O vestido branco ficou na estaca com as marcas da terra e do arame farpado, parece que o corpo saiu se rasgando. Afinal, só tinha o vestido, o resto é dedução. Enquanto isso, em alguma parte do mundo tomo café, escuto blues sem entender nada e me balanço como se conversasse comigo, mas a lembrança do vestido  pareceria bofetear o meu rosto. 

Estou longe de casa e não sei o caminho de volta, por aqui, só tem estradas, nenhuma pousada, nenhuma casa, algumas sombras, o resto: estradas. Desconheço todas, tem algumas que até me arrisco porque os percursos são mais  curtos. 

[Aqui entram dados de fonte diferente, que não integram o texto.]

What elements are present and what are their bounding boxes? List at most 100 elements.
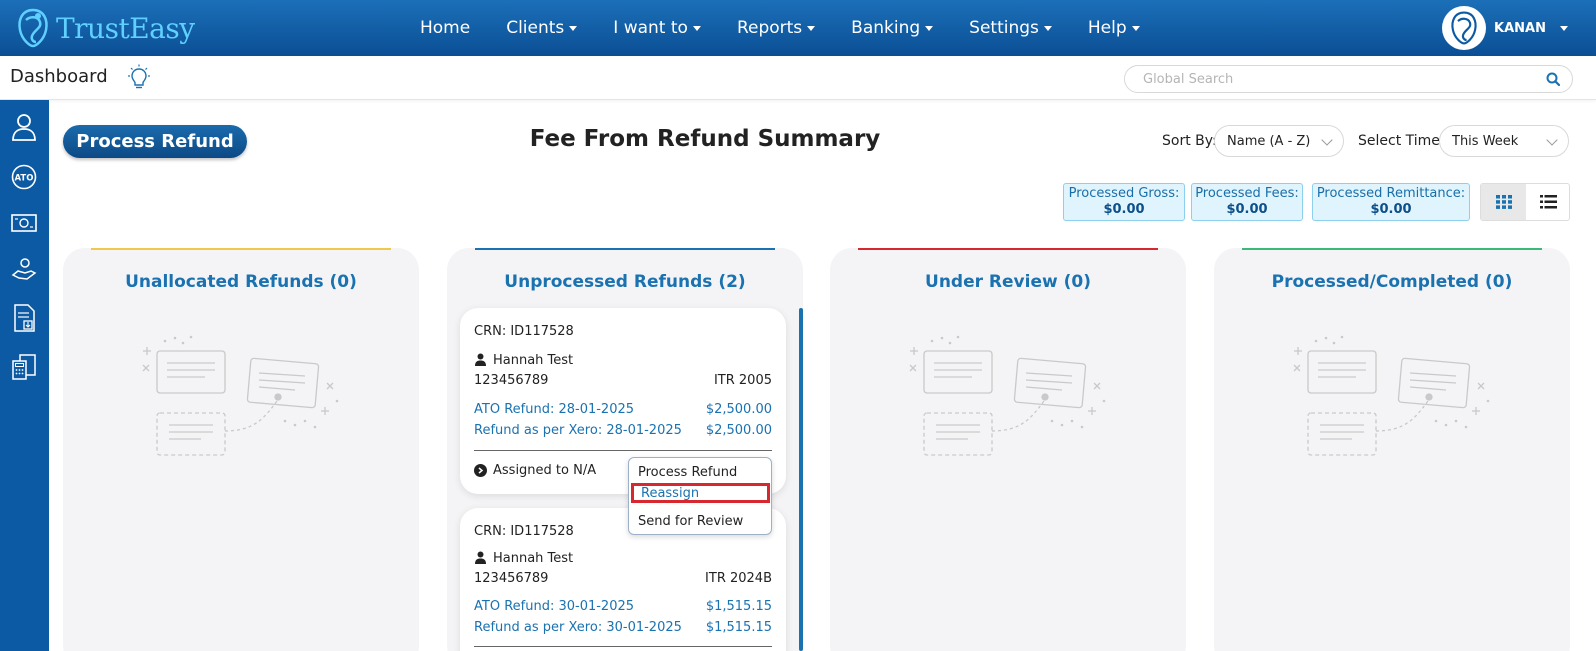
caret-down-icon: [1043, 25, 1052, 31]
nav-help[interactable]: Help: [1088, 18, 1140, 38]
caret-down-icon: [925, 25, 934, 31]
nav-home-label: Home: [420, 18, 471, 38]
card-xero-refund: Refund as per Xero: 28-01-2025: [474, 423, 682, 438]
column-accent-line: [858, 248, 1158, 250]
user-name: KANAN: [1494, 20, 1546, 36]
empty-state-illustration: [1293, 335, 1490, 456]
card-itr: ITR 2024B: [705, 571, 772, 586]
card-ato-refund: ATO Refund: 28-01-2025: [474, 402, 635, 417]
card-xero-amount: $2,500.00: [705, 423, 772, 438]
stat-label: Processed Remittance:: [1316, 186, 1466, 201]
trusteasy-logo-icon: [18, 8, 48, 48]
sort-by-value: Name (A - Z): [1227, 133, 1311, 149]
sort-by-label: Sort By:: [1162, 133, 1217, 149]
search-icon[interactable]: [1546, 72, 1560, 86]
list-view-button[interactable]: [1526, 184, 1570, 220]
nav-reports-label: Reports: [736, 18, 803, 38]
nav-banking[interactable]: Banking: [851, 18, 934, 38]
main-nav: Home Clients I want to Reports Banking S…: [420, 0, 1176, 56]
user-icon[interactable]: [9, 112, 39, 142]
chevron-down-icon: [1321, 134, 1333, 146]
nav-home[interactable]: Home: [420, 18, 470, 38]
card-client-name: Hannah Test: [493, 551, 574, 566]
stat-value: $0.00: [1226, 202, 1268, 217]
card-divider: [474, 450, 772, 451]
card-crn: CRN: ID117528: [474, 524, 574, 539]
card-tfn: 123456789: [474, 571, 549, 586]
stat-processed-gross: Processed Gross: $0.00: [1063, 183, 1185, 221]
brand-name: TrustEasy: [56, 11, 195, 45]
card-xero-amount: $1,515.15: [705, 620, 772, 635]
stat-label: Processed Gross:: [1068, 186, 1180, 201]
page-title: Fee From Refund Summary: [529, 126, 881, 152]
document-download-icon[interactable]: [9, 303, 39, 333]
nav-settings[interactable]: Settings: [969, 18, 1052, 38]
ato-icon-label: ATO: [15, 174, 34, 184]
card-ato-amount: $2,500.00: [705, 402, 772, 417]
nav-banking-label: Banking: [851, 18, 921, 38]
ato-icon[interactable]: ATO: [9, 162, 39, 192]
caret-down-icon: [1131, 25, 1140, 31]
user-menu[interactable]: KANAN: [1442, 6, 1568, 50]
calculator-icon[interactable]: [9, 352, 39, 382]
nav-settings-label: Settings: [969, 18, 1039, 38]
top-navbar: TrustEasy Home Clients I want to Reports…: [0, 0, 1596, 56]
column-title-under-review: Under Review (0): [925, 272, 1091, 292]
caret-down-icon: [1560, 25, 1568, 31]
stat-label: Processed Fees:: [1195, 186, 1299, 201]
empty-state-illustration: [909, 335, 1106, 456]
card-tfn: 123456789: [474, 373, 549, 388]
avatar: [1442, 6, 1487, 50]
stat-value: $0.00: [1370, 202, 1412, 217]
menu-item-reassign[interactable]: Reassign: [631, 483, 770, 503]
lightbulb-icon[interactable]: [126, 64, 152, 92]
process-refund-button[interactable]: Process Refund: [63, 125, 247, 158]
brand-logo[interactable]: TrustEasy: [12, 6, 195, 50]
page-title-dashboard: Dashboard: [10, 66, 108, 87]
user-avatar-icon: [1451, 11, 1477, 45]
nav-help-label: Help: [1087, 18, 1127, 38]
column-accent-line: [1242, 248, 1542, 250]
nav-clients[interactable]: Clients: [506, 18, 578, 38]
caret-down-icon: [807, 25, 816, 31]
nav-i-want-to[interactable]: I want to: [613, 18, 701, 38]
card-assigned-label: Assigned to N/A: [493, 463, 597, 478]
caret-down-icon: [569, 25, 578, 31]
grid-view-button[interactable]: [1481, 184, 1526, 220]
select-time-select[interactable]: This Week: [1439, 125, 1569, 157]
person-icon: [475, 353, 486, 366]
chevron-down-icon: [1546, 134, 1558, 146]
list-icon: [1539, 195, 1557, 209]
stat-processed-remittance: Processed Remittance: $0.00: [1312, 183, 1470, 221]
dashboard-header: Dashboard: [0, 56, 1596, 100]
card-divider: [474, 646, 772, 647]
nav-reports[interactable]: Reports: [736, 18, 816, 38]
card-crn: CRN: ID117528: [474, 324, 574, 339]
select-time-value: This Week: [1452, 133, 1519, 149]
hand-coin-icon[interactable]: [9, 255, 39, 285]
card-xero-refund: Refund as per Xero: 30-01-2025: [474, 620, 682, 635]
sort-by-select[interactable]: Name (A - Z): [1214, 125, 1344, 157]
select-time-label: Select Time:: [1358, 133, 1445, 149]
chevron-right-circle-icon: [474, 464, 487, 477]
card-ato-amount: $1,515.15: [705, 599, 772, 614]
menu-item-send-for-review[interactable]: Send for Review: [638, 511, 743, 531]
card-assigned[interactable]: Assigned to N/A: [474, 463, 596, 478]
global-search-input[interactable]: [1143, 66, 1543, 92]
column-scrollbar[interactable]: [799, 308, 803, 651]
card-itr: ITR 2005: [713, 373, 772, 388]
menu-item-process-refund[interactable]: Process Refund: [638, 462, 737, 482]
column-accent-line: [91, 248, 391, 250]
column-title-unallocated: Unallocated Refunds (0): [125, 272, 357, 292]
nav-i-want-to-label: I want to: [613, 18, 688, 38]
column-title-processed: Processed/Completed (0): [1271, 272, 1513, 292]
person-icon: [475, 551, 486, 564]
stat-processed-fees: Processed Fees: $0.00: [1191, 183, 1303, 221]
card-context-menu: Process Refund Reassign Send for Review: [628, 457, 772, 535]
card-ato-refund: ATO Refund: 30-01-2025: [474, 599, 635, 614]
global-search: [1124, 65, 1573, 93]
money-icon[interactable]: [9, 208, 39, 238]
nav-clients-label: Clients: [506, 18, 565, 38]
empty-state-illustration: [142, 335, 339, 456]
grid-icon: [1495, 195, 1512, 209]
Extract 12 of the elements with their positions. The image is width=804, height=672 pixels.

Daqui só posso te mandar cartas de ausência. Posso te mandar também poemas longos de Neruda, a objetividade de Benedetti e as poesias gozosas de Cida Pedrosa, mas certezas, não espere. 

A todo instante parece que as estradas estão de brincadeira, quando percebo, revejo as mesmas paisagens e tento refazer os caminhos. 

Como não estou em casa, não tenho como receber ninguém. Casa fechada não deve entrar sem  permissão.  

Devo chegar em casa, acredito que ainda tenha muita bagunça para organizar. As roseiras devem estar com sede. Talvez  tenha café e um pouco de açúcar, se faltar gás, a gente providencia  uma lenha e toma café numa xícara improvisada de extrato de tomate.  Devo chegar com algumas cicatrizes, mas de vestido novo.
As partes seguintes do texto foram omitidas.